In 1979, five anti-Klan protesters were shot down in cold blood by the Klan in Greensboro, North Carolina. This was shown on national TV. As always, the FBI was involved. The Bureau of Alcohol, Tobacco and Firearms was involved, and the local police knew not to get there until the fascist death squad had made a leisurely departure but in plenty of time to arrest the surviving wounded victims. When the Klan said they were going to celebrate this atrocity in black, working-class Detroit, the Spartacist League organized our first labor/black mobilization to stop the Klan. It was small but successful, and the Klan didn’t march.
The black Democratic mayor, Coleman Young, tried to ban it, Ken Cockrel on the City Council refused to take a position on it, the big shots of the UAW refused to endorse the rally. But auto workers and black youth still turned out. In a real way, this integrated rally (about two-thirds black) against the Klan, built by the Marxist Spartacist League, was a refutation of both King’s reformist program of looking to the government and the League’s nationalist views on white skin privilege.
Today Detroit is a wasteland with no jobs, a shrinking population and whole areas going to weeds and rubble. The UAW, thanks to the massive betrayals of the labor bureaucrats, is only a shadow of itself, and there’s right-wing talk about legislation to make Michigan a “right to work” state. But there is still a proletariat in this country and internationally and the class contradictions haven’t gone away. Capitalism cannot help but breed class struggle. In Longview, Washington, we have seen longshoremen battling the company with militant tactics not seen for decades in this country: mass picketing facing down cops, ports in the region shut down, grain dumped out on the tracks, etc. We look forward to more of the same, hopefully sooner rather than later.
Our study of the civil rights period is critical to exposing those who have been obstacles to the development of revolutionary consciousness. So let me conclude by again citing the Programmatic Statement of the Spartacist League/U.S.:
“The proletariat is the only revolutionary class in modern society.
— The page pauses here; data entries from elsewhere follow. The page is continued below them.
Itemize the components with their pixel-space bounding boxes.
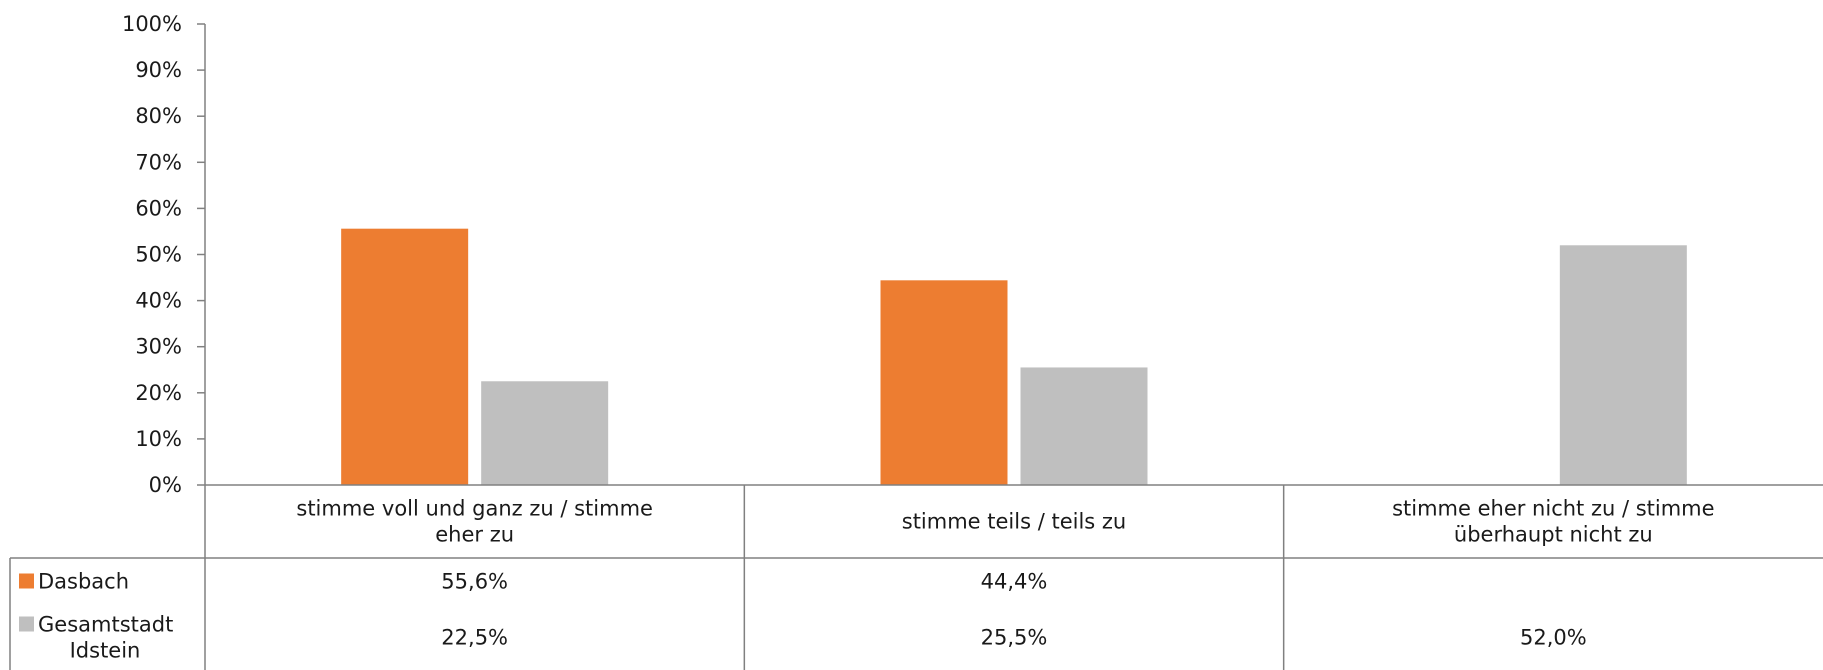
bar-gesamtstadt-0 (481, 381, 609, 485)
data-table-value: 55,6% (441, 570, 508, 594)
y-tick-label: 60% (135, 196, 182, 220)
bar-gesamtstadt-1 (1020, 367, 1148, 485)
data-table-value: 22,5% (441, 626, 508, 650)
y-tick-label: 90% (135, 58, 182, 82)
legend-key-dasbach (19, 573, 34, 589)
bar-dasbach-1 (880, 280, 1008, 485)
y-tick-label: 20% (135, 381, 182, 405)
y-tick-label: 30% (135, 335, 182, 359)
category-label: überhaupt nicht zu (1454, 523, 1653, 547)
data-table-value: 52,0% (1520, 626, 1587, 650)
y-tick-label: 100% (122, 12, 182, 36)
data-table-value: 25,5% (981, 626, 1048, 650)
bar-gesamtstadt-2 (1559, 245, 1687, 485)
y-tick-label: 10% (135, 427, 182, 451)
legend-label: Dasbach (38, 570, 129, 594)
legend-label: Idstein (70, 639, 141, 663)
y-tick-label: 0% (149, 473, 182, 497)
category-label: stimme teils / teils zu (902, 510, 1126, 534)
y-tick-label: 80% (135, 104, 182, 128)
y-tick-label: 40% (135, 289, 182, 313)
category-label: eher zu (435, 523, 514, 547)
category-label: stimme voll und ganz zu / stimme (296, 497, 653, 521)
category-label: stimme eher nicht zu / stimme (1392, 497, 1715, 521)
y-tick-label: 50% (135, 243, 182, 267)
legend-label: Gesamtstadt (38, 613, 173, 637)
data-table-value: 44,4% (981, 570, 1048, 594)
bar-dasbach-0 (341, 228, 469, 485)
legend-key-gesamtstadt (19, 616, 34, 632)
y-tick-label: 70% (135, 150, 182, 174)
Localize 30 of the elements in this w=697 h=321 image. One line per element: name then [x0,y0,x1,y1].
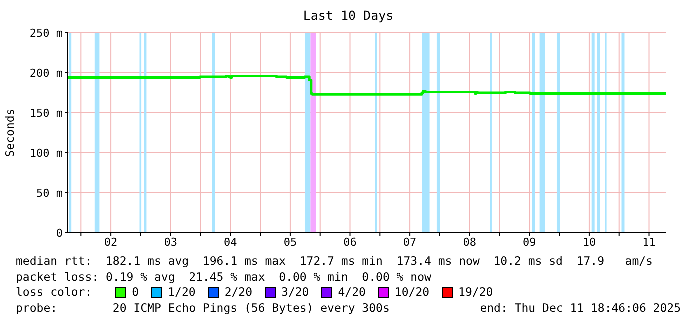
x-tick-label: 04 [224,236,238,249]
y-axis-title: Seconds [3,108,18,158]
x-tick-label: 06 [344,236,357,249]
x-tick-label: 09 [523,236,536,249]
text: probe: 20 ICMP Echo Pings (56 Bytes) every 300s [16,300,390,314]
x-tick-label: 07 [403,236,417,249]
text: 4/20 [338,285,366,300]
y-tick-label: 50 m [36,186,64,200]
x-tick-label: 11 [642,236,656,249]
text: 2/20 [224,285,253,300]
text: 0 [132,285,140,300]
x-tick-label: 03 [164,236,178,249]
y-tick-label: 200 m [30,66,64,80]
x-tick-label: 05 [284,236,298,249]
text: end: Thu Dec 11 18:46:06 2025 [480,300,681,316]
y-tick-label: 250 m [30,26,64,40]
text: packet loss: 0.19 % avg 21.45 % max 0.00 % min 0.00 % now [16,270,432,285]
x-tick-label: 02 [104,236,118,249]
text: 3/20 [282,285,310,300]
text: loss color: [16,285,92,300]
y-tick-label: 150 m [30,106,64,120]
x-tick-label: 10 [582,236,596,249]
text: 10/20 [394,285,430,300]
chart-title: Last 10 Days [302,8,395,23]
text: 1/20 [168,285,196,300]
text: 19/20 [458,285,494,300]
text: median rtt: 182.1 ms avg 196.1 ms max 172.7 ms min 173.4 ms now 10.2 ms sd 17.9 am/s [16,254,654,270]
x-tick-label: 08 [463,236,476,249]
y-tick-label: 100 m [30,146,64,160]
y-tick-label: 0 [56,226,63,240]
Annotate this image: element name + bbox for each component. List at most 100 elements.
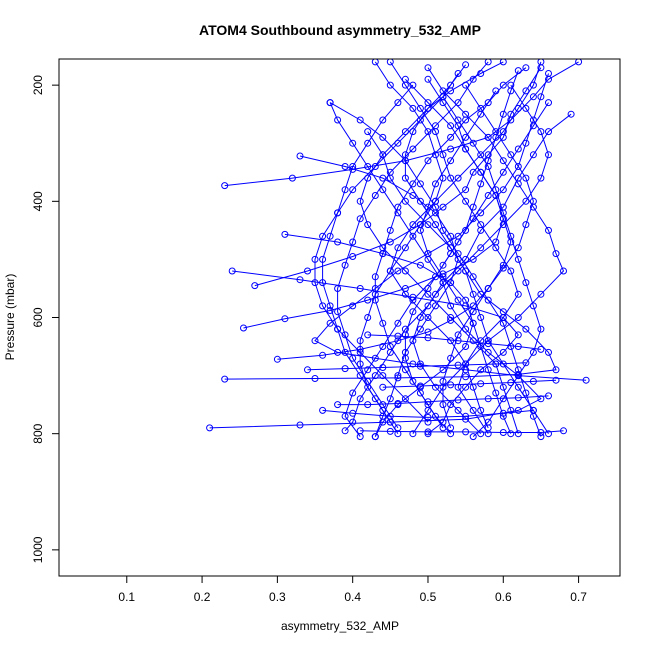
series-27 (401, 75, 515, 432)
data-point (371, 163, 379, 170)
data-point (447, 244, 455, 252)
data-point (371, 59, 379, 66)
data-point (439, 401, 447, 409)
data-point (364, 314, 372, 321)
data-point (454, 116, 462, 124)
data-point (281, 230, 289, 238)
data-point (462, 197, 470, 205)
data-point (514, 67, 522, 75)
data-point (228, 267, 236, 275)
data-point (349, 302, 357, 310)
data-point (469, 337, 477, 345)
data-point (469, 139, 477, 147)
data-point (439, 174, 447, 182)
data-point (537, 59, 545, 66)
data-point (311, 255, 319, 263)
data-point (424, 64, 432, 72)
data-point (514, 394, 522, 402)
data-point (522, 279, 530, 287)
data-point (416, 197, 424, 205)
data-point (537, 429, 545, 436)
y-tick-label: 200 (31, 75, 45, 95)
series-33 (304, 359, 530, 374)
data-point (341, 331, 349, 339)
data-point (447, 174, 455, 182)
data-point (499, 348, 507, 356)
data-point (394, 139, 402, 147)
data-point (326, 302, 334, 310)
data-point (304, 267, 311, 275)
data-point (432, 180, 439, 188)
data-point (477, 343, 485, 350)
data-point (371, 192, 379, 199)
data-point (477, 406, 485, 414)
data-point (477, 366, 485, 374)
data-point (409, 221, 417, 229)
data-point (394, 400, 402, 407)
data-point (371, 273, 379, 281)
data-point (401, 290, 409, 298)
series-line (360, 430, 564, 433)
data-point (484, 296, 492, 304)
data-point (401, 354, 409, 362)
data-point (424, 418, 432, 426)
data-point (462, 428, 470, 436)
data-point (447, 401, 455, 409)
data-point (477, 430, 485, 438)
x-tick-label: 0.5 (420, 590, 437, 604)
data-point (454, 99, 462, 107)
data-point (462, 145, 470, 153)
x-tick-label: 0.4 (344, 590, 361, 604)
data-point (492, 87, 500, 95)
series-layer (206, 59, 590, 441)
data-point (462, 61, 470, 69)
data-point (484, 285, 492, 292)
data-point (507, 238, 515, 246)
data-point (334, 401, 342, 409)
data-point (409, 128, 417, 136)
data-point (386, 395, 394, 403)
data-point (386, 343, 394, 350)
data-point (469, 273, 477, 281)
data-point (349, 253, 357, 260)
data-point (462, 133, 470, 141)
y-tick-label: 800 (31, 423, 45, 443)
data-point (454, 267, 462, 275)
data-point (394, 430, 402, 438)
data-point (514, 104, 522, 112)
x-axis-label: asymmetry_532_AMP (281, 619, 399, 633)
series-line (314, 73, 459, 423)
y-axis-label: Pressure (mbar) (3, 274, 17, 361)
data-point (379, 174, 387, 182)
data-point (416, 314, 424, 321)
data-point (499, 110, 507, 118)
data-point (447, 424, 455, 432)
data-point (477, 221, 485, 229)
series-31 (356, 427, 567, 436)
data-point (477, 110, 485, 118)
data-point (537, 433, 545, 441)
data-point (507, 406, 515, 414)
data-point (319, 232, 327, 240)
data-point (356, 116, 364, 124)
data-point (409, 192, 417, 199)
data-point (454, 174, 462, 182)
data-point (319, 406, 327, 414)
data-point (341, 412, 349, 420)
data-point (522, 87, 530, 95)
data-point (469, 290, 477, 298)
data-point (462, 226, 470, 234)
data-point (356, 197, 364, 205)
data-point (529, 93, 537, 101)
data-point (454, 361, 462, 369)
data-point (447, 87, 455, 95)
data-point (364, 221, 372, 229)
data-point (560, 267, 567, 275)
data-point (537, 325, 545, 333)
data-point (334, 325, 342, 333)
data-point (484, 163, 492, 170)
data-point (394, 99, 402, 107)
data-point (545, 430, 552, 438)
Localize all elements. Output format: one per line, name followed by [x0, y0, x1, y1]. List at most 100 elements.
Only the revolutionary conquest of power by the multiracial working class, emancipating the proletariat from the system of wage slavery, can end imperialist barbarity and achieve the long-betrayed promise of black freedom. We seek to build the Leninist vanguard party which is the necessary instrument for infusing the working class with this understanding, transforming it from a class in itself—simply defined by its relationship to the means of production—to a class for itself, fully conscious of its historic task to seize state power and reorganize society.”
We urge you to join us in this struggle.